The Nature of the Physical World
de Arthur Stanley Eddington

critiqué par Librophage, le 15 avril 2012
(idf - 70 ans)


La note:  étoiles
Une immersion dans l'état d'esprit d'un grand scientifique
"The nature of the physical world" n'est pas un livre de vulgarisation. Sir Arthur Stanley Eddington s'attache plus à nous faire quitter nos vues formatées de l'univers. Il parle d'entropie et de gravité sans énoncer de théorème ni établir de formule. Le sujet est plutôt l’épistémologie. Ses analogies édifiantes cherchent à nous faire ressentir et évidement pas à démontrer. Beaucoup de passages sont merveilleusement écrits et parsemés d'humour. Je dois toutefois avouer que d'autres m'échappent. Voici un échantillon représentatif que j'apprécie particulièrement. La pénultième phrase de l'extrait dépasse largement le cadre des sciences dures. (Les 'démons' dont parle l'auteur s’avéreront correspondre à la force de gravité versus l'espace courbe plus loin dans le texte.)

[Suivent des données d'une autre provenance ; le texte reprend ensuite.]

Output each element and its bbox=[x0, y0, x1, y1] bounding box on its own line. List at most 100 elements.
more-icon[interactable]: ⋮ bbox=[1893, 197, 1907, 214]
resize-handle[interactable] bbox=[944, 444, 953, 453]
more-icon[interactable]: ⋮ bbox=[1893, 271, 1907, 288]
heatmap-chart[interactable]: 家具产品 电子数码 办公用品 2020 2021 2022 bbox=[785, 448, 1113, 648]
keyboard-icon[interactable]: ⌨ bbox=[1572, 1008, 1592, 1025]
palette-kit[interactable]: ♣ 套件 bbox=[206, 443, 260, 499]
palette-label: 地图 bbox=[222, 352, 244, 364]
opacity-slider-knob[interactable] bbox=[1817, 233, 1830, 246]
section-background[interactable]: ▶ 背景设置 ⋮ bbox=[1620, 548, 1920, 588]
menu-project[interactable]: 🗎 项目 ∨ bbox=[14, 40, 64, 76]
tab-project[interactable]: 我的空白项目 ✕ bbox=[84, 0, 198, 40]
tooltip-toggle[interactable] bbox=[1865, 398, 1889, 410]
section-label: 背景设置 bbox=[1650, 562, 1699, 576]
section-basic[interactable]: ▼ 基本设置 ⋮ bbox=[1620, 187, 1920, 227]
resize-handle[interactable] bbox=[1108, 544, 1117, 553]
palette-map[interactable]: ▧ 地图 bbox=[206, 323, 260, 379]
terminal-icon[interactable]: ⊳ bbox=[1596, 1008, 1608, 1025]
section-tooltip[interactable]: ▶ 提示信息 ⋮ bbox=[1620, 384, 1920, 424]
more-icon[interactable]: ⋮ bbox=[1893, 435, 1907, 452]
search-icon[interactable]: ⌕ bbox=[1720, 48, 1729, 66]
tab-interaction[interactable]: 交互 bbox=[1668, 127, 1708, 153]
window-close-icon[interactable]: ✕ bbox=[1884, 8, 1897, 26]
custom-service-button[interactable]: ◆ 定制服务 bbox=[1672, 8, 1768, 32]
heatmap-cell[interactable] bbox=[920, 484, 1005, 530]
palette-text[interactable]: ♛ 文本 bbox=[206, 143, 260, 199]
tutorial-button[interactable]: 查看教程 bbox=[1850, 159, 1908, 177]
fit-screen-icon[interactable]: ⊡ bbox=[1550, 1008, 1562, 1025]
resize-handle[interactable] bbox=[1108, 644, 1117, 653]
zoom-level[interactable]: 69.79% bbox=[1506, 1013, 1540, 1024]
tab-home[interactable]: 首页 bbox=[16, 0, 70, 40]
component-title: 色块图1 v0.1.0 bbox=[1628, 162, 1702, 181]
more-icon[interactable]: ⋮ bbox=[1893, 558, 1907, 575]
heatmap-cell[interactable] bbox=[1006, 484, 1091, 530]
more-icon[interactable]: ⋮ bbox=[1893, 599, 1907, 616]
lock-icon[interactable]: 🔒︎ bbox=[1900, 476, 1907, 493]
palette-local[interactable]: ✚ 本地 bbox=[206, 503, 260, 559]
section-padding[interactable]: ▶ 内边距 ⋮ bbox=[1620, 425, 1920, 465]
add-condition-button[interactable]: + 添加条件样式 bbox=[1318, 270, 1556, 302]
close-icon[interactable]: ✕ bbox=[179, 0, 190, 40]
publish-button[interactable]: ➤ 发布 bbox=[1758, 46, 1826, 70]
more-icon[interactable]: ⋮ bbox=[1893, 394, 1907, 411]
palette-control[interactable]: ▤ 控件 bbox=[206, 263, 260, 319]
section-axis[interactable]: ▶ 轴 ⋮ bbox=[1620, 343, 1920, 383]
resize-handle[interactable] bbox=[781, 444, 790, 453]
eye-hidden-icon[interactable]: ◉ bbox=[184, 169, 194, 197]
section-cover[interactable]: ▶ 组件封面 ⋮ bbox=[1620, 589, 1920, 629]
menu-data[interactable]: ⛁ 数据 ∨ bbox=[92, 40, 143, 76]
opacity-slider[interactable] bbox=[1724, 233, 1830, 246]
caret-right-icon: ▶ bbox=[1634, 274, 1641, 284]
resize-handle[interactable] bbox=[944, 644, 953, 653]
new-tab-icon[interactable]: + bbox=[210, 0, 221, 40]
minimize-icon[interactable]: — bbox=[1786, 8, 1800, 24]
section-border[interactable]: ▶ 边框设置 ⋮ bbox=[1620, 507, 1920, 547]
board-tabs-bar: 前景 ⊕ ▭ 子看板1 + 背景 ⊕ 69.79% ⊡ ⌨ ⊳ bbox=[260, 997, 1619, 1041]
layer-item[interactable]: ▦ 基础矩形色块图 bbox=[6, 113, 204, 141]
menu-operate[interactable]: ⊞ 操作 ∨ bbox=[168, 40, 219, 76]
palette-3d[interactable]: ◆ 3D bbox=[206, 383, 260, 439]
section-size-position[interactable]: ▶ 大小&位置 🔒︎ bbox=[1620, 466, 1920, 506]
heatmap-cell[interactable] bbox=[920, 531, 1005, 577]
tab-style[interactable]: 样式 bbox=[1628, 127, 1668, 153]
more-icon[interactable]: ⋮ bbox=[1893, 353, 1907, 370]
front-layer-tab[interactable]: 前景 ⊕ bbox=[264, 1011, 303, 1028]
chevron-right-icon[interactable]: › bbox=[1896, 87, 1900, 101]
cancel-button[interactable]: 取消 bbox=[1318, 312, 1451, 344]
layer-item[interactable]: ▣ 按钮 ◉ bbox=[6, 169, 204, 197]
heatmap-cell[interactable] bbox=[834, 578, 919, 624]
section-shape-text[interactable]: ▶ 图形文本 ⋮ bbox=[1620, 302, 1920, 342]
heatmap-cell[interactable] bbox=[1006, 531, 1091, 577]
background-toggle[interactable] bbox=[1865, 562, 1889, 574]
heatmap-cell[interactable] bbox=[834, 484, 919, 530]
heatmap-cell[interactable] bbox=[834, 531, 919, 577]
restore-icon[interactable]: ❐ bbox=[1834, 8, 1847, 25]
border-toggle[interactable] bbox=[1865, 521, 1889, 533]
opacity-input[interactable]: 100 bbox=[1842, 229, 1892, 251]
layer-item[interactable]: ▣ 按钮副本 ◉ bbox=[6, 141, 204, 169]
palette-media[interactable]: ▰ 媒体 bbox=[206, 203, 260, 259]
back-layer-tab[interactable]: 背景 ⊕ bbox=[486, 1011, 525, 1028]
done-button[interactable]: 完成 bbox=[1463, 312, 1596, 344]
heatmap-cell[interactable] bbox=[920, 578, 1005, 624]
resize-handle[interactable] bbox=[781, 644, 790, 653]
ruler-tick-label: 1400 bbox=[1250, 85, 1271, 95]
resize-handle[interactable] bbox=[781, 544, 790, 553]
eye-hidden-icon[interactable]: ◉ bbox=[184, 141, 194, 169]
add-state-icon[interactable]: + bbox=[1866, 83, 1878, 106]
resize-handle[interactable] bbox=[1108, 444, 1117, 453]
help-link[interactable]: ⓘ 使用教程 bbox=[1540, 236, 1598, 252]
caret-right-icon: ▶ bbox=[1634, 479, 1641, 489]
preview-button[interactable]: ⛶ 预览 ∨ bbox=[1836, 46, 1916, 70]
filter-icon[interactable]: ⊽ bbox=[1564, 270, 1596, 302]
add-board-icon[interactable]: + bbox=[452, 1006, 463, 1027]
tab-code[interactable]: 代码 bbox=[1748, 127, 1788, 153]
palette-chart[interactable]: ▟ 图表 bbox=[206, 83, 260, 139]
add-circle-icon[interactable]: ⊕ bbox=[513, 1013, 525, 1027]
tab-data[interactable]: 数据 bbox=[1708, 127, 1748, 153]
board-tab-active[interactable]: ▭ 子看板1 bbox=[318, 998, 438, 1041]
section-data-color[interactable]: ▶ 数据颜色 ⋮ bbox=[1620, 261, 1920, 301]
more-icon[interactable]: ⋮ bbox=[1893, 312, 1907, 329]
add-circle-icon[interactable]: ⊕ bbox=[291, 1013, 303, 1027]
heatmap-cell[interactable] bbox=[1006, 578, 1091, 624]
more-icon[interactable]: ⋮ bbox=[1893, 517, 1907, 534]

Les anciens pensaient que la Terre était plate. La petite portion qu'ils avaient explorée pouvait être représentée sans sérieuse distorsion sur une carte plate. Quand de nouvelles contrées furent découvertes, il fût naturel de penser qu'elles puissent être ajoutées à la carte plate. Un exemple familier de ces cartes plates est la projection de Mercator pour laquelle vous vous remémorerez que la taille du Groenland apparaît absurdement exagérée. (Dans d'autres projections, les directions sont erronément distordues.) Toutefois, ceux qui adhéraient à la théorie de la Terre plate devaient supposer que la carte donnait la vraie taille du Groenland, que les distances montrées sur la carte sont les distances vraies. Comment alors pouvaient-ils expliquer que les voyageurs dans cette contrée reportaient que les distances paraissent être beaucoup plus courtes qu'elles n'étaient en "réalité". Ils devaient , je suppose, inventer une théorie dans laquelle il y avait des démons vivant au Groenland qui aidaient les voyageurs sur leur chemin. Évidemment, aucun scientifique n'utiliserait des mots aussi crus; il inventerait des mots polysyllabiques gréco-latins pour dénommer le mystérieux agent qui faisait paraître le voyage si court; mais c'est seulement un camouflage. Mais maintenant, supposez que les habitants du Groenland aient développé leur propre géographie. Ils trouveraient que la plus importante partie à la surface de la Terre (le Groenland) peut être représentée sans sérieuse distorsion sur une carte plate. Mais quand ils se réfèrent à des contrées distantes telle que la Grèce la taille doit être exagérée; ou, comme ils l'exprimeraient, ils y auraient des démons actifs en Grèce qui rendraient l'apparence des voyages différent qu'elle n’apparaît être sur une carte plate. Le démon n'est jamais où vous êtes; c'est toujours les autres personnes qu'il hante. Nous comprenons maintenant que la vraie explication est que la Terre est courbe, et que l'activité apparente du démon provient de l'obligation de forcer la surface courbe sur une carte plate distordant ainsi la simplicité des choses.